Placing Safety and Effectiveness of Care as Highest Priority
There is no doubt that the use of patient satisfaction metrics represents an important movement toward patient-centered care and can help drive demand for a specific health-care entity in a consumer-driven market. However, patient-satisfaction scores should not be used alone to represent the overall quality of medical or surgical care. High patient satisfaction in the setting of compromised safety and effectiveness of care can potentially undermine the aims of the value-based quality improvement movement. It is important for neurosurgeons to first place patient-centered safety and effectiveness of care as their highest priority, while then doing their best to deliver health care with satisfactory perceived service.
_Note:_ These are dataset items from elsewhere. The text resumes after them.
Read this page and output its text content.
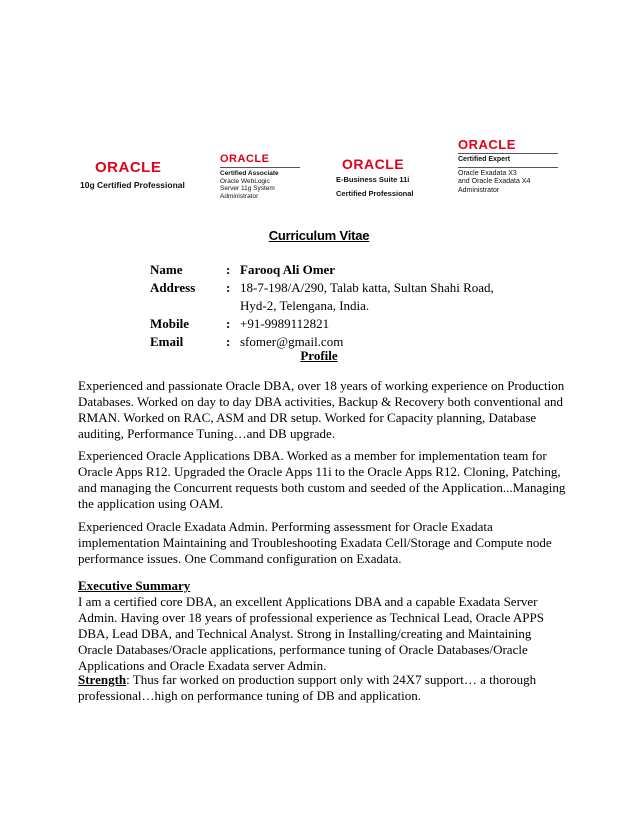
ORACLE
10g Certified Professional
ORACLE
Certified Associate
Oracle WebLogic
Server 11g System
Administrator
ORACLE
E-Business Suite 11i
Certified Professional
ORACLE
Certified Expert
Oracle Exadata X3
and Oracle Exadata X4
Administrator
Curriculum Vitae
Name	: Farooq Ali Omer
Address	: 18-7-198/A/290, Talab katta, Sultan Shahi Road,
Hyd-2, Telengana, India.
Mobile	: +91-9989112821
Email	: sfomer@gmail.com
Profile

Experienced and passionate Oracle DBA, over 18 years of working experience on Production Databases. Worked on day to day DBA activities, Backup & Recovery both conventional and RMAN. Worked on RAC, ASM and DR setup. Worked for Capacity planning, Database auditing, Performance Tuning…and DB upgrade.

Experienced Oracle Applications DBA. Worked as a member for implementation team for Oracle Apps R12. Upgraded the Oracle Apps 11i to the Oracle Apps R12. Cloning, Patching, and managing the Concurrent requests both custom and seeded of the Application...Managing the application using OAM.

Experienced Oracle Exadata Admin. Performing assessment for Oracle Exadata implementation Maintaining and Troubleshooting Exadata Cell/Storage and Compute node performance issues. One Command configuration on Exadata.

Executive Summary
I am a certified core DBA, an excellent Applications DBA and a capable Exadata Server Admin. Having over 18 years of professional experience as Technical Lead, Oracle APPS DBA, Lead DBA, and Technical Analyst. Strong in Installing/creating and Maintaining Oracle Databases/Oracle applications, performance tuning of Oracle Databases/Oracle Applications and Oracle Exadata server Admin.

Strength: Thus far worked on production support only with 24X7 support… a thorough professional…high on performance tuning of DB and application.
Patient satisfaction is not a valid measure of overall quality, safety, effectiveness or value of neurosurgical care. Patient-satisfaction metrics represent the patient’s subjective contentment with their health-care services, a distinct aspect of care. Satisfaction metrics are an important, patient-centered measure of health-care services that should be embraced to measure and improve the patient experience, but should not be used as a proxy for overall quality, safety or effectiveness of neurosurgical care. Patient-reported measures of safety and health outcome in the context of cost should be the driving metric in value-based reform, not patient satisfaction.